Thea menatap ragu ke arah Juan. Matanya menemukan aliran kecil berwarna merah dari lengan kanan Juan. Thea menahan Juan dengan menarik bagian sudut bawah jaket yang dikenakan lelaki itu. Juan menghentikan langkahnya sebelum mencapai pintu.

"Apakah saat ini aku sedang ditahan untuk tidak pergi?" kata Juan, memiringkan kepala untuk bertemu pandang dengan perempuan yang lebih pendek darinya itu.

"Ehm, lukamu berdarah lagi. Apakah tidak sebaiknya kita ke rumah sakit?" Thea berusaha menghindari pandangan Juan.

Juan terkekeh dan berkata, "Khawatir? Hahaha, luka sekecil ini tidak terlalu berarti bagiku."

"Bukan begitu, aku sudah melukaimu. Ba-bagaimana kalau kamu tiba-tiba melaporkanku ke polisi?" Thea melepaskan tangannya dari jaket Juan dan menunduk gelisah.

"Tidak apa, No... Maksudku Theana." Juan tersenyum dan mengacak rambut Thea sekali lagi. 'Karena senjata dan darah sudah menjadi keseharianku,' batin lelaki itu.

"Ya sudah terserah saja. Silakan pergi," kata Thea sambil menepis tangan Juan.
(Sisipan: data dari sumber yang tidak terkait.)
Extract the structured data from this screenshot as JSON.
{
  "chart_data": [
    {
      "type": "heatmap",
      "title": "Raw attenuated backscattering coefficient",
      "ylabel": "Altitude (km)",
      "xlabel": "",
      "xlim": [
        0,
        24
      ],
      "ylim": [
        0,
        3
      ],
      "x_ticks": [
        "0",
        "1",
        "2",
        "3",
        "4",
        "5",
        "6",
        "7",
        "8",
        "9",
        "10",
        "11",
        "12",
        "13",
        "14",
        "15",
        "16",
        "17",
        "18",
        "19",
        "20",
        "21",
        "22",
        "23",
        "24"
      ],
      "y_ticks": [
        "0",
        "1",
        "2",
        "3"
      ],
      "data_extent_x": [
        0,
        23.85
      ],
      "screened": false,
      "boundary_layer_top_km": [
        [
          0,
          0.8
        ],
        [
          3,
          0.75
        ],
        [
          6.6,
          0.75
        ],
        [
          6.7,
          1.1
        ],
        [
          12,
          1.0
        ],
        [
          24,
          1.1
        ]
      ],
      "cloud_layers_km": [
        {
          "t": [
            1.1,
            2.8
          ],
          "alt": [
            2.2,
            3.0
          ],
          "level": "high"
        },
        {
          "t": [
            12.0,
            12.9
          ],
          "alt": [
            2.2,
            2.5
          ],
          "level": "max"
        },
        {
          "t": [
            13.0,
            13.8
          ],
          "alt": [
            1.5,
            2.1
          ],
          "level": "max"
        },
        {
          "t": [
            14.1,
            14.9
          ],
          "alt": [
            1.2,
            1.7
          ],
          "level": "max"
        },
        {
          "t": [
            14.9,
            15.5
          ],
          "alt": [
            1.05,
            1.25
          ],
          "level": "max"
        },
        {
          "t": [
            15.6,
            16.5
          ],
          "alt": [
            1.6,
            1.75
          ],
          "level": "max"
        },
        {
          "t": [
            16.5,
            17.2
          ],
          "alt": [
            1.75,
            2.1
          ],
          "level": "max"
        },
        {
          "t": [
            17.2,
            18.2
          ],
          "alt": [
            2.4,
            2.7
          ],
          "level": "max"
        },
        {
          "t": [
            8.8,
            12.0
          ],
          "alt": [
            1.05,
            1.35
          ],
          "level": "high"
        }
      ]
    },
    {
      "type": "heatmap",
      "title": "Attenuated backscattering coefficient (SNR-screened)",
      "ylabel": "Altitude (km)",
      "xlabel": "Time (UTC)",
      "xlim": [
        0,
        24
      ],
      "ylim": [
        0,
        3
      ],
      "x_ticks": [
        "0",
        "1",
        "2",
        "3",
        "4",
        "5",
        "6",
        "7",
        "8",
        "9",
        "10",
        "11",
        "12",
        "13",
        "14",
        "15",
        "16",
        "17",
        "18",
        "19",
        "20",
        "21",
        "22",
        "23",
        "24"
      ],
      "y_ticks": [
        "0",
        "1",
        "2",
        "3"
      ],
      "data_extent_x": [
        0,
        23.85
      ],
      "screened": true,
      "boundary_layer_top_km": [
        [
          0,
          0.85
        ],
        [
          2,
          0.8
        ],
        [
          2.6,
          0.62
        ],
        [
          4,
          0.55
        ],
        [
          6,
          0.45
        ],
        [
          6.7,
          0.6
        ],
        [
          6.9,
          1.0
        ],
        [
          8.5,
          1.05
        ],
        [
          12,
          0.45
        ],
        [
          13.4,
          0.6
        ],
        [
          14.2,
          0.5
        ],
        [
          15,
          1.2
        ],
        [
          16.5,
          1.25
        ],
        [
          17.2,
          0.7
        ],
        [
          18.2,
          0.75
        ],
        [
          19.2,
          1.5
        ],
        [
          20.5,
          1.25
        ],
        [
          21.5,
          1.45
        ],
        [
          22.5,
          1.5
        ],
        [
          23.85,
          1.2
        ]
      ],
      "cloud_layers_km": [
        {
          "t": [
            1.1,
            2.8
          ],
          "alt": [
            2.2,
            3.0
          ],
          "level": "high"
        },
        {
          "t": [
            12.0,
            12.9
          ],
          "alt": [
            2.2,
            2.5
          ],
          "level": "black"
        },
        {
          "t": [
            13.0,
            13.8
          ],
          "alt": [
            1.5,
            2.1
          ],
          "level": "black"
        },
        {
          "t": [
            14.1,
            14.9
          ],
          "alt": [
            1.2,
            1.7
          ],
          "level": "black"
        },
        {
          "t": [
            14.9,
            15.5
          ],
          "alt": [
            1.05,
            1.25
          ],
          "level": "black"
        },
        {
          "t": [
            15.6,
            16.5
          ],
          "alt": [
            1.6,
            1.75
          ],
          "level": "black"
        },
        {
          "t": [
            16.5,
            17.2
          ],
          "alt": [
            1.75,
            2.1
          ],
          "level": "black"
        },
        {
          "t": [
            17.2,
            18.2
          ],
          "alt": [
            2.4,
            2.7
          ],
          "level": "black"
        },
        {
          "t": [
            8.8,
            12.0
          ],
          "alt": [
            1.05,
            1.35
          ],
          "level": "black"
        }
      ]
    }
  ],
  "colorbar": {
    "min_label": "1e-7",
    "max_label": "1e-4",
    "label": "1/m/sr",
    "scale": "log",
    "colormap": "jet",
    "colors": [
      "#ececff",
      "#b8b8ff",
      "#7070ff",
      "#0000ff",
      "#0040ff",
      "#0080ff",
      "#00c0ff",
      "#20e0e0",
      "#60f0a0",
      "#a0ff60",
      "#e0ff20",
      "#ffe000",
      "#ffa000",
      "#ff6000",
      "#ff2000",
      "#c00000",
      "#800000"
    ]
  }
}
Kaki Juan melangkah menuju pintu dan meninggalkan Thea. Ia kembali memikirkan perkataan Peter beberapa waktu lalu. Ia tidak boleh melibatkan Thea dalam urusan ini. Juga tidak boleh ikut campur dalam hal apapun—kecuali memastikan bahwa perempuan itu aman.
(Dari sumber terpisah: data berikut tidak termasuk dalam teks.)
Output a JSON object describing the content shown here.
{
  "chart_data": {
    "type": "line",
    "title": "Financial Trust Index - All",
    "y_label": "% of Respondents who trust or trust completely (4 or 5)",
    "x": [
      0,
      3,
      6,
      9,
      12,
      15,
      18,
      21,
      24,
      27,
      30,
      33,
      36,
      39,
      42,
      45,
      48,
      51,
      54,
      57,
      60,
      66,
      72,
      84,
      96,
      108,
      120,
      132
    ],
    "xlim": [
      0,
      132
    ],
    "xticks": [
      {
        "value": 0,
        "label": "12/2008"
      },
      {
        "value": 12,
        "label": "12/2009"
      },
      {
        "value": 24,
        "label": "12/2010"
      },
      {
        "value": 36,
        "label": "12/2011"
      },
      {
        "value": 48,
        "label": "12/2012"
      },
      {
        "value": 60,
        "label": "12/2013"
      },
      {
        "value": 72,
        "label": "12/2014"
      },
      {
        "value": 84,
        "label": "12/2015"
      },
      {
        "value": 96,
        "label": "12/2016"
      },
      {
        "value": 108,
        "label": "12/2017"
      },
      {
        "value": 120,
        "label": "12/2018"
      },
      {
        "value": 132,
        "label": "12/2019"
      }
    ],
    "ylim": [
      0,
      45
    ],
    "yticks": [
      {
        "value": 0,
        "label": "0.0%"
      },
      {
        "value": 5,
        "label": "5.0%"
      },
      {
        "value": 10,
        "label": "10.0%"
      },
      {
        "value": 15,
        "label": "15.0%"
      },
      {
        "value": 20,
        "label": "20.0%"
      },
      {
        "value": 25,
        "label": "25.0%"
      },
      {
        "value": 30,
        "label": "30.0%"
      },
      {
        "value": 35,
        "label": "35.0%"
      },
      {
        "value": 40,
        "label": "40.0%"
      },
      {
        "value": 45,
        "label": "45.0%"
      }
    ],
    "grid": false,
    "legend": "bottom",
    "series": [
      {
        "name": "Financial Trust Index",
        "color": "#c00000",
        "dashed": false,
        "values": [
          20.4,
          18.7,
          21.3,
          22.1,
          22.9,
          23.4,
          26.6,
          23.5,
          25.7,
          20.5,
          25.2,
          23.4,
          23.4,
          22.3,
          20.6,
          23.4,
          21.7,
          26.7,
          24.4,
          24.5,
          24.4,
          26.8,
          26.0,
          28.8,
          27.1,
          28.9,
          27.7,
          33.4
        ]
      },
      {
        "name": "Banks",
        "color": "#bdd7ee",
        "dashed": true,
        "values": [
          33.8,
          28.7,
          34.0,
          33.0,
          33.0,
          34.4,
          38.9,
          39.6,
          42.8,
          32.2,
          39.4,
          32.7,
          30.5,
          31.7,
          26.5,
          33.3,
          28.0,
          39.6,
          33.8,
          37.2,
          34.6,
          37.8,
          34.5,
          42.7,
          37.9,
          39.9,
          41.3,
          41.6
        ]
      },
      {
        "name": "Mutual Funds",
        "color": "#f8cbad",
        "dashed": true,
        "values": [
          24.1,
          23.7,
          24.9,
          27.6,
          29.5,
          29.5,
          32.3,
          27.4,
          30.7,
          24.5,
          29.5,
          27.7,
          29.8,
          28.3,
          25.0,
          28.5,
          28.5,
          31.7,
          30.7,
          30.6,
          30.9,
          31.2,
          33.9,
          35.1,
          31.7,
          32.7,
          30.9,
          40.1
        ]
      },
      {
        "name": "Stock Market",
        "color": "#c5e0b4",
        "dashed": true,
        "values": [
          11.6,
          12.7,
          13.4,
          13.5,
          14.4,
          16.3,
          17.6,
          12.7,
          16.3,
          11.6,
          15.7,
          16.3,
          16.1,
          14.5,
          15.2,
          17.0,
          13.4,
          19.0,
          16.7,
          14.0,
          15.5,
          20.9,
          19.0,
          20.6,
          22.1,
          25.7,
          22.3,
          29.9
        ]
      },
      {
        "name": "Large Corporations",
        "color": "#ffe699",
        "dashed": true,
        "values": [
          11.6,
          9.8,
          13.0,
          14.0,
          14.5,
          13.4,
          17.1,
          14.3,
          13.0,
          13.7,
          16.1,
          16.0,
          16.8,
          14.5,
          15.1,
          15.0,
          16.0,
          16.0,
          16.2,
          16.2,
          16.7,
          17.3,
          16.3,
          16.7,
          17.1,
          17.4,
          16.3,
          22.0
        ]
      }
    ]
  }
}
'Aku hanya akan melakukan semuanya sesuai instruksi.' batin Juan yang kini berhenti di ambang pintu.

"Apa lagi?"

"Ah, benar juga. Mungkin lebih baik aku melaporkanmu ke polisi," Juan berucap tanpa membalikkan badan.
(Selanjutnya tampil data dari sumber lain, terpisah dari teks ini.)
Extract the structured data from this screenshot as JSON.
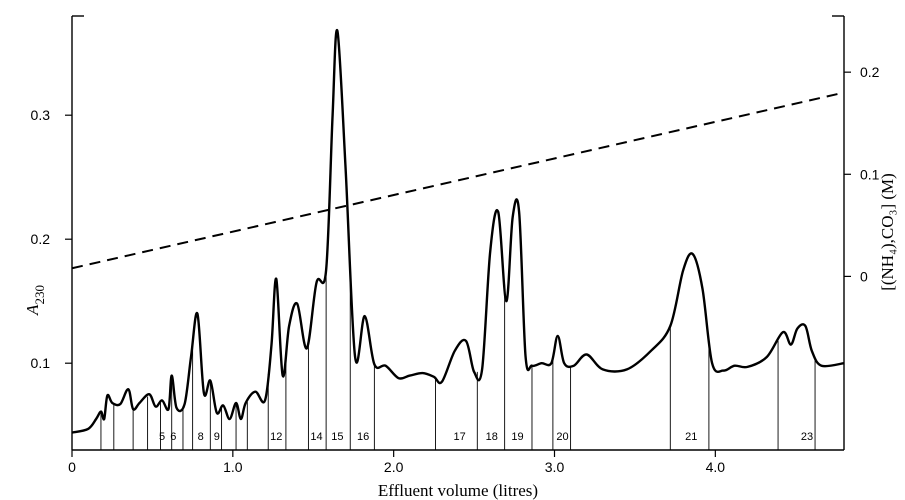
{
  "chart_data": {
    "type": "line",
    "xlabel": "Effluent volume (litres)",
    "ylabel": "A",
    "ylabel_sub": "230",
    "y2label": "[(NH₄),CO₃] (M)",
    "xlim": [
      0,
      4.8
    ],
    "ylim": [
      0.03,
      0.38
    ],
    "y2lim": [
      -0.17,
      0.255
    ],
    "x_ticks": [
      0,
      1.0,
      2.0,
      3.0,
      4.0
    ],
    "x_tick_labels": [
      "0",
      "1.0",
      "2.0",
      "3.0",
      "4.0"
    ],
    "y_ticks": [
      0.1,
      0.2,
      0.3
    ],
    "y_tick_labels": [
      "0.1",
      "0.2",
      "0.3"
    ],
    "y2_ticks": [
      0,
      0.1,
      0.2
    ],
    "y2_tick_labels": [
      "0",
      "0.1",
      "0.2"
    ],
    "series": [
      {
        "kind": "absorbance",
        "x": [
          0,
          0.1,
          0.15,
          0.18,
          0.2,
          0.22,
          0.25,
          0.3,
          0.35,
          0.38,
          0.42,
          0.48,
          0.52,
          0.56,
          0.6,
          0.62,
          0.65,
          0.7,
          0.74,
          0.78,
          0.82,
          0.86,
          0.9,
          0.94,
          0.98,
          1.02,
          1.05,
          1.08,
          1.14,
          1.2,
          1.24,
          1.27,
          1.31,
          1.35,
          1.4,
          1.46,
          1.52,
          1.58,
          1.62,
          1.65,
          1.7,
          1.76,
          1.82,
          1.88,
          1.95,
          2.03,
          2.1,
          2.18,
          2.25,
          2.3,
          2.38,
          2.45,
          2.5,
          2.55,
          2.6,
          2.65,
          2.7,
          2.74,
          2.78,
          2.82,
          2.86,
          2.92,
          2.98,
          3.02,
          3.06,
          3.12,
          3.2,
          3.3,
          3.45,
          3.6,
          3.72,
          3.8,
          3.86,
          3.92,
          3.98,
          4.05,
          4.12,
          4.2,
          4.32,
          4.42,
          4.47,
          4.51,
          4.56,
          4.6,
          4.66,
          4.8
        ],
        "y": [
          0.044,
          0.047,
          0.055,
          0.061,
          0.055,
          0.074,
          0.068,
          0.067,
          0.079,
          0.063,
          0.068,
          0.075,
          0.065,
          0.07,
          0.063,
          0.09,
          0.064,
          0.067,
          0.105,
          0.14,
          0.076,
          0.086,
          0.06,
          0.066,
          0.055,
          0.068,
          0.055,
          0.068,
          0.077,
          0.07,
          0.114,
          0.168,
          0.09,
          0.13,
          0.148,
          0.112,
          0.165,
          0.175,
          0.3,
          0.368,
          0.26,
          0.105,
          0.138,
          0.099,
          0.098,
          0.088,
          0.09,
          0.092,
          0.089,
          0.085,
          0.11,
          0.118,
          0.093,
          0.095,
          0.19,
          0.222,
          0.15,
          0.218,
          0.222,
          0.106,
          0.098,
          0.1,
          0.1,
          0.122,
          0.1,
          0.098,
          0.107,
          0.095,
          0.095,
          0.11,
          0.13,
          0.175,
          0.188,
          0.16,
          0.1,
          0.094,
          0.098,
          0.097,
          0.105,
          0.125,
          0.115,
          0.128,
          0.13,
          0.11,
          0.098,
          0.1
        ]
      },
      {
        "kind": "gradient",
        "x": [
          0,
          4.8
        ],
        "y2": [
          0.008,
          0.18
        ]
      }
    ],
    "fraction_boundaries": [
      0.18,
      0.26,
      0.38,
      0.47,
      0.55,
      0.62,
      0.69,
      0.75,
      0.86,
      0.93,
      1.02,
      1.09,
      1.22,
      1.33,
      1.47,
      1.58,
      1.73,
      1.88,
      2.26,
      2.52,
      2.69,
      2.86,
      2.99,
      3.1,
      3.72,
      3.96,
      4.39,
      4.62
    ],
    "fraction_labels": [
      {
        "label": "5",
        "x": 0.56
      },
      {
        "label": "6",
        "x": 0.63
      },
      {
        "label": "8",
        "x": 0.8
      },
      {
        "label": "9",
        "x": 0.9
      },
      {
        "label": "12",
        "x": 1.27
      },
      {
        "label": "14",
        "x": 1.52
      },
      {
        "label": "15",
        "x": 1.65
      },
      {
        "label": "16",
        "x": 1.81
      },
      {
        "label": "17",
        "x": 2.41
      },
      {
        "label": "18",
        "x": 2.61
      },
      {
        "label": "19",
        "x": 2.77
      },
      {
        "label": "20",
        "x": 3.05
      },
      {
        "label": "21",
        "x": 3.85
      },
      {
        "label": "23",
        "x": 4.57
      }
    ]
  }
}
"Apa maksudnya? Bukankah tadi kamu yang bilang tidak apa-apa? Dan kamu juga yang menolak untuk pergi ke rumah sakit. Ternyata kamu hanya mau mengan...,"

Juan membalikkan tubuhnya dan langsung memotong kalimat Thea. "Kecuali kamu menyetujui syarat dariku. Biarkan aku mengajarimu beladiri."

"A-apa? Jangan laporkan aku ke polisi, aku mohon!"

"Aku anggap permohonan barusan sebagai bentuk persetujuan. Aku pergi dulu."

Tanpa melanjutkan perbincangan lagi, Juan meninggalkan kediaman Thea. Raut wajah ramahnya berubah garang seketika. Langkah panjangnya terus berjalan menuju luar apartemen.

'Ya, aku tidak melanggar apapun. Aku melakukan ini demi memperlancar pekerjaanku menghadapi perempuan ini.'

Thea buru-buru menutup pintu apartemennya setelah tamu tak diundang tadi keluar. Badannya bergetar hebat dan terduduk di lantai. Nafasnya memburu, berlomba dengan pikirannya yang kalut.

"Gila, aku hampir saja membunuh orang!" rutuk Thea kesal. Dengan sedikit gontai ia bangun dari lantai dan duduk di sofa sembari mengistirahatkan punggungnya.

'Bagaimana ini? Apakah berarti aku akan bertemu lagi dengannya?' batin Thea.